The bigger takeaway for me here is that I want to be able to do these types of things in my life anytime I feel like it! Not to say I’m going to move to random countries all the time, though the sound of that does sound fun :). Rather, just knowing I can do things like saving up and moving to Spain will give me some satisfaction. The life experience of living in Madrid, struggling daily to be able to communicate, starting to get traction with basic conversations, making my first Spanish friends, and finally being at a level where I could work at a Spanish company speaking completely in Spanish was one of the best experiences in my life and I want the freedom to be able to do things like that again without being tied down to a job.

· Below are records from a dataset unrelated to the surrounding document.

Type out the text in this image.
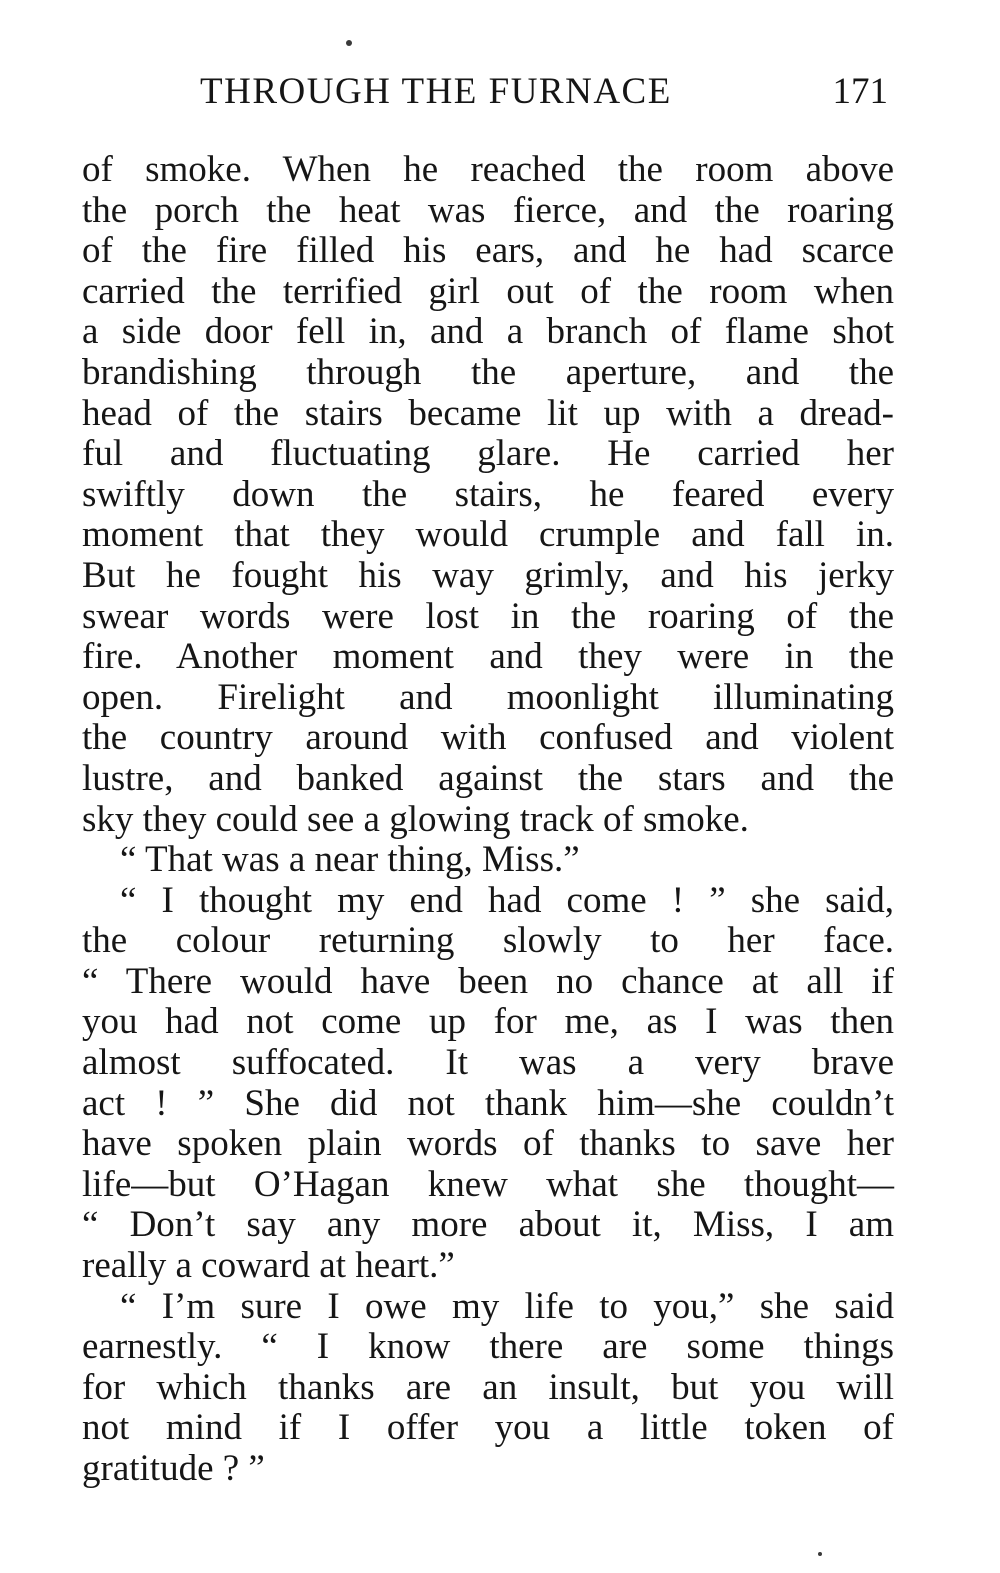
THROUGH THE FURNACE	171
of smoke. When he reached the room above
the porch the heat was fierce, and the roaring
of the fire filled his ears, and he had scarce
carried the terrified girl out of the room when
a side door fell in, and a branch of flame shot
brandishing through the aperture, and the
head of the stairs became lit up with a dread-
ful and fluctuating glare. He carried her
swiftly down the stairs, he feared every
moment that they would crumple and fall in.
But he fought his way grimly, and his jerky
swear words were lost in the roaring of the
fire. Another moment and they were in the
open. Firelight and moonlight illuminating
the country around with confused and violent
lustre, and banked against the stars and the
sky they could see a glowing track of smoke.
“ That was a near thing, Miss.”
“ I thought my end had come ! ” she said,
the colour returning slowly to her face.
“ There would have been no chance at all if
you had not come up for me, as I was then
almost suffocated. It was a very brave
act ! ” She did not thank him—she couldn’t
have spoken plain words of thanks to save her
life—but O’Hagan knew what she thought—
“ Don’t say any more about it, Miss, I am
really a coward at heart.”
“ I’m sure I owe my life to you,” she said
earnestly. “ I know there are some things
for which thanks are an insult, but you will
not mind if I offer you a little token of
gratitude ? ”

With all these things in mind, I came to the realization that financial freedom is not something that is going to just happen on its own. It will probably be something that is going to take a huge amount of energy, effort, and persistence. So the real question here is “how bad do I want it?” Rather than trying to convey to you in words how bad I want this, I’m going to try and let my actions speak for me.
That was a long post, sorry! But I don’t think my thoughts would have fit in to a smaller amount of text. I hope you got at least a peak in to why I want to go towards this mystical lifestyle of financial freedom. I hope to share more about my journey as I move forward. I hope you have an amazing day!